Originally filed in October 2017, the plaintiff claimed the airline used disclosure forms that violated the Fair Credit Reporting Act (FCRA), the California Investigative Consumer Reporting Agencies Act (ICRAA) and the Consumer Credit Reporting Agencies Act (CCRAA). In particular, the plaintiff alleged the employer failed to provide job applicants with a standalone document that consists solely of the disclosure.
 
There are two forms used by the employer at issue in the complaint. Where did these forms go wrong in the plaintiff’s eyes? Some examples are included below:
  • Statement that “This authorization does not include the release of my medical information.”
  • Statement that “I understand, however, that giving my consent does not require [employer] to hire me nor does it create any sort of contract, obligation or duty between me and [employer].”
  • Requires the “reader to read the Fair Credit Reporting Act itself to understand it” by not including a definition of what a “consumer report” is.

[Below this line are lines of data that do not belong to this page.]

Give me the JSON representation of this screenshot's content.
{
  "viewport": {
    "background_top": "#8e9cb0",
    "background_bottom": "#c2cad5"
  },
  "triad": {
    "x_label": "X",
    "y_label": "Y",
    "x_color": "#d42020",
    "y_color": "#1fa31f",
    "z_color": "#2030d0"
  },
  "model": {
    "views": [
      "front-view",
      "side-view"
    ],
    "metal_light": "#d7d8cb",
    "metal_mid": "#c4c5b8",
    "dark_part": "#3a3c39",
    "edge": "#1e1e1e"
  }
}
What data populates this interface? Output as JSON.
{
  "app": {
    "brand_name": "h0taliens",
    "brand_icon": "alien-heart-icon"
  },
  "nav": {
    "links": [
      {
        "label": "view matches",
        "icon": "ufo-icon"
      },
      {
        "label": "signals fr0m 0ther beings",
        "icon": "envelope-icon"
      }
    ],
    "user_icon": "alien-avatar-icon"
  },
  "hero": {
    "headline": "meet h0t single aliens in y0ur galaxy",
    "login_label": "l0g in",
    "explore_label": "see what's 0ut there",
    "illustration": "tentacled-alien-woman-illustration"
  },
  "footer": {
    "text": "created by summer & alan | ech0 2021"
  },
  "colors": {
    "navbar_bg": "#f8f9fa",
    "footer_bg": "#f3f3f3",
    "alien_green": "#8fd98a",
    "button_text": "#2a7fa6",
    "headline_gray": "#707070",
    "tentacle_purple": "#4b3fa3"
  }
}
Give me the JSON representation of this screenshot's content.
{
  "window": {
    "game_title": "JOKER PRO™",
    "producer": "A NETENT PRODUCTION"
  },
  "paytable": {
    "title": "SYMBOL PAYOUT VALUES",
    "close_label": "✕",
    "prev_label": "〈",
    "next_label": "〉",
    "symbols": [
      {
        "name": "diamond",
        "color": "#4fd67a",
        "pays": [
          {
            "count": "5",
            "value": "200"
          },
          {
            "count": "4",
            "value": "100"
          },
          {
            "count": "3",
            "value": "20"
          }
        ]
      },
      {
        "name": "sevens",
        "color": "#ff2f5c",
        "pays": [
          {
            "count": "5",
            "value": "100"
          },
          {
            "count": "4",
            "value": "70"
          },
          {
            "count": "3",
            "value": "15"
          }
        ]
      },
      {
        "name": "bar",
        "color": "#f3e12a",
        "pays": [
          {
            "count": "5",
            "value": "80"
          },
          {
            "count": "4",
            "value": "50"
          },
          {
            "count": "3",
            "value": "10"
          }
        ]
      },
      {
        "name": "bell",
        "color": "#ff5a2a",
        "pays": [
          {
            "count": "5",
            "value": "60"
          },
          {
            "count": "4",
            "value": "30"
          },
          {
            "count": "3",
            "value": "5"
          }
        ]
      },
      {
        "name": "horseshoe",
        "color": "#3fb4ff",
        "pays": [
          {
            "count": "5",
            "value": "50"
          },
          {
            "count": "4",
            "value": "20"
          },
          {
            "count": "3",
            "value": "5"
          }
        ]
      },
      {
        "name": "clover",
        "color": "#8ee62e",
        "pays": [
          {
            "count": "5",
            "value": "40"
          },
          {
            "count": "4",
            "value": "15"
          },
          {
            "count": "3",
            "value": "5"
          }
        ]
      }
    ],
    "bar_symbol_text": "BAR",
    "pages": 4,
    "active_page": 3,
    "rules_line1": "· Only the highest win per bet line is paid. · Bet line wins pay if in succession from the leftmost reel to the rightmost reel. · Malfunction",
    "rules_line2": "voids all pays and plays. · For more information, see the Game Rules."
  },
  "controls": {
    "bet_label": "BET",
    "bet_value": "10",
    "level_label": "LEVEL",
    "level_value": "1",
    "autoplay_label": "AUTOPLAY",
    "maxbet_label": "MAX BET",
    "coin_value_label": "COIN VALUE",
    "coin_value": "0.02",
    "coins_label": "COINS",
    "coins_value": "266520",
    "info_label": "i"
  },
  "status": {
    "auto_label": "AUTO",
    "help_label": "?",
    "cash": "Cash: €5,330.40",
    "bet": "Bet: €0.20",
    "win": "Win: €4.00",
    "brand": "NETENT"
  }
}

  • An instructions page which stated that the employer or consumer reporting agency will contact them to obtain additional information if needed.
From the settlement amount, the plaintiff’s attorneys will receive $575,000 in fees and $10,000 in out of pocket costs incurred in litigating this matter.
 
Employers are strongly encouraged to review their disclosure and authorization forms, along with their adverse action processes, with qualified legal counsel.